I made a game, it has penguins in it. It's pay what you like on Gumroad.
Currently Ebaying Nothing at all but I might do in the future.
I don;t really recall the Lib Dems making any kind of waves in the last 3 weeks apart from promising to not invoke Article 50, so their numbers won't change until they get a bit more outspoken.
Farron also got slapped down (unnecessarily) hard by May in PMQs.
Is there a clip?
Basically someone who can't stand up to May leading the party means it will remain as dead as it ever was.

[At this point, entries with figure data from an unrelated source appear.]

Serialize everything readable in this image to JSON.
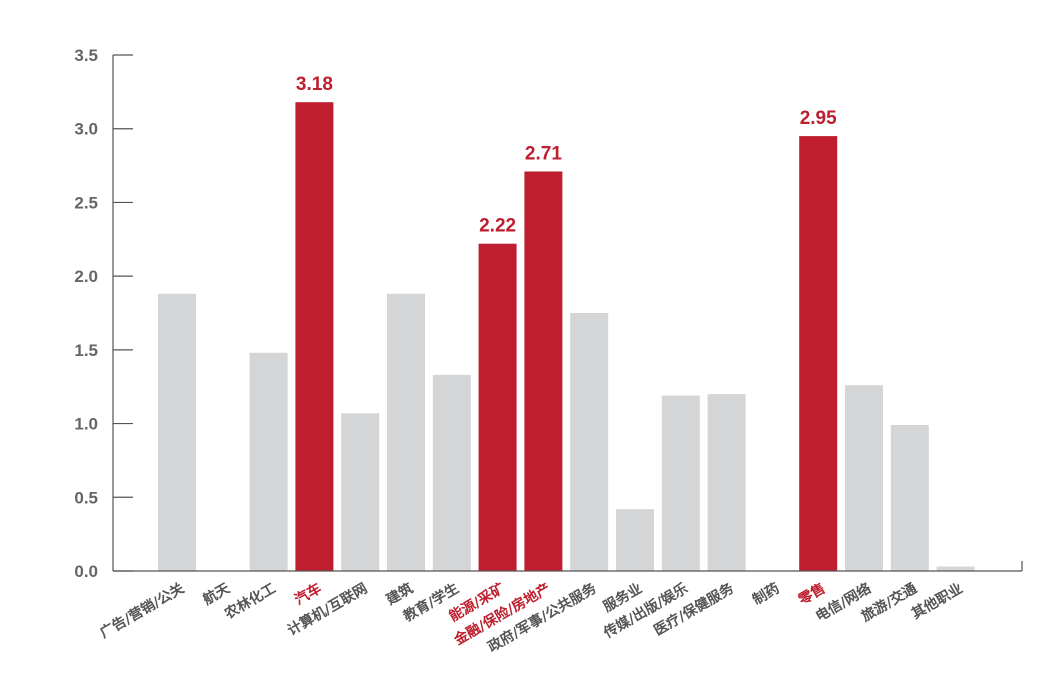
{
  "colors": {
    "bar": "#d4d5d7",
    "highlight": "#be1e2d",
    "axis": "#555555",
    "tick_text": "#666666",
    "label_text": "#555555"
  },
  "chart_data": {
    "type": "bar",
    "categories": [
      "广告/营销/公关",
      "航天",
      "农林化工",
      "汽车",
      "计算机/互联网",
      "建筑",
      "教育/学生",
      "能源/采矿",
      "金融/保险/房地产",
      "政府/军事/公共服务",
      "服务业",
      "传媒/出版/娱乐",
      "医疗/保健服务",
      "制药",
      "零售",
      "电信/网络",
      "旅游/交通",
      "其他职业"
    ],
    "values": [
      1.88,
      0,
      1.48,
      3.18,
      1.07,
      1.88,
      1.33,
      2.22,
      2.71,
      1.75,
      0.42,
      1.19,
      1.2,
      0,
      2.95,
      1.26,
      0.99,
      0.03
    ],
    "highlighted": [
      false,
      false,
      false,
      true,
      false,
      false,
      false,
      true,
      true,
      false,
      false,
      false,
      false,
      false,
      true,
      false,
      false,
      false
    ],
    "data_labels": [
      "",
      "",
      "",
      "3.18",
      "",
      "",
      "",
      "2.22",
      "2.71",
      "",
      "",
      "",
      "",
      "",
      "2.95",
      "",
      "",
      ""
    ],
    "yticks": [
      "0.0",
      "0.5",
      "1.0",
      "1.5",
      "2.0",
      "2.5",
      "3.0",
      "3.5"
    ],
    "ylim": [
      0,
      3.5
    ],
    "title": "",
    "xlabel": "",
    "ylabel": "",
    "grid": false
  }
}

https://www.youtube.com/watch?v=rFY3tQIKAFQ
I get that it's easy to look good when you haven't had time to fuck up yet but this still doesn't explain how the Tories are so teflon coated now. I mean Labour got tainted by the lingering stink of the 2008 global crash despite a new leader, and that wasn't even their fault. The just as dismal economic forecast we're facing now is absolutely 100% the fault of the Conservatives but a new Leader somehow absolves them of all sins?
Is the Tory reputation for economic competence that strong that people cling to it in the face of all evidence to the contrary?

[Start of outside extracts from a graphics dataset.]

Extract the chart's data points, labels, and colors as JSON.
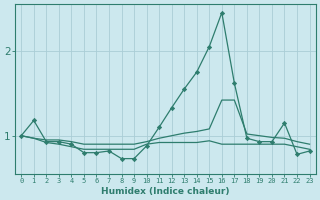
{
  "xlabel": "Humidex (Indice chaleur)",
  "bg_color": "#cce8ee",
  "line_color": "#2e7d6e",
  "grid_color": "#aacdd6",
  "xlim": [
    -0.5,
    23.5
  ],
  "ylim": [
    0.55,
    2.55
  ],
  "yticks": [
    1,
    2
  ],
  "xticks": [
    0,
    1,
    2,
    3,
    4,
    5,
    6,
    7,
    8,
    9,
    10,
    11,
    12,
    13,
    14,
    15,
    16,
    17,
    18,
    19,
    20,
    21,
    22,
    23
  ],
  "series1_x": [
    0,
    1,
    2,
    3,
    4,
    5,
    6,
    7,
    8,
    9,
    10,
    11,
    12,
    13,
    14,
    15,
    16,
    17,
    18,
    19,
    20,
    21,
    22,
    23
  ],
  "series1_y": [
    1.0,
    1.18,
    0.93,
    0.93,
    0.9,
    0.8,
    0.8,
    0.82,
    0.73,
    0.73,
    0.88,
    1.1,
    1.33,
    1.55,
    1.75,
    2.05,
    2.45,
    1.62,
    0.97,
    0.93,
    0.93,
    1.15,
    0.78,
    0.82
  ],
  "series2_x": [
    0,
    1,
    2,
    3,
    4,
    5,
    6,
    7,
    8,
    9,
    10,
    11,
    12,
    13,
    14,
    15,
    16,
    17,
    18,
    19,
    20,
    21,
    22,
    23
  ],
  "series2_y": [
    1.0,
    0.97,
    0.95,
    0.95,
    0.93,
    0.9,
    0.9,
    0.9,
    0.9,
    0.9,
    0.93,
    0.97,
    1.0,
    1.03,
    1.05,
    1.08,
    1.42,
    1.42,
    1.02,
    1.0,
    0.98,
    0.97,
    0.93,
    0.9
  ],
  "series3_x": [
    0,
    1,
    2,
    3,
    4,
    5,
    6,
    7,
    8,
    9,
    10,
    11,
    12,
    13,
    14,
    15,
    16,
    17,
    18,
    19,
    20,
    21,
    22,
    23
  ],
  "series3_y": [
    1.0,
    0.97,
    0.92,
    0.9,
    0.87,
    0.84,
    0.84,
    0.84,
    0.84,
    0.84,
    0.9,
    0.92,
    0.92,
    0.92,
    0.92,
    0.94,
    0.9,
    0.9,
    0.9,
    0.9,
    0.9,
    0.9,
    0.87,
    0.84
  ]
}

Somehow it feels like Labour have to fight an uphill battle for the smallest gain while all the Tories have to do is... well I was going to say "not fuck up" but apparently not even that.
Unnecessary is definitely the word.
This pretty much highlights the problem with politics in this country - the tories get far too much undeserved credit. When it comes to economic competence I'd argue they've shown anything but throughout at least the past 30 years, possibly even as far back as WW2 (but I haven't looked into that specifically). Compare this with Labour having a pretty damned good run of the economy from 1997 to 2008 - instead they get blamed for it going wrong. The tories and their austerity policies prove to be completely deficient compared to other developed economies - not a word said about it other than the mantra of "balance the books" which ironically just shows they have no bloody idea about national level economics.
I'd also like to extend it to defense. Again something that the tories get credit for being "strong" on - despite the fact that although it might not have been the outright cause, defense cuts played a major role in the start of the falklands war (which again, the tories get credit for!). It's utterly absurd.
from here, it really looks/sounds like they're just the least incompetent lately?
like, the part of the shambles that is least on fire?
Control of the media (aside from the BBC who wouldn't point out these sort of issues for fear of being partisan) is a hell of a thing.
Plus the Tories say Serious Things about economic policy that ring with truthiness amongst the minds of the voters - factual evidence can't compete with that.
yeah, when we're only a week or two past a real danger of Farage, Gove or Johnson getting the position, you look at May and think, well at least she's competent. She might , and most probably will, fuck me over on purpose, but at least she won't do it several more times simply because she's too stupid to realise she's doing it
Try as i might there is no part of me that can look at May and think "phew, I'm glad she's in charge". To me she's just a different flavour of bad.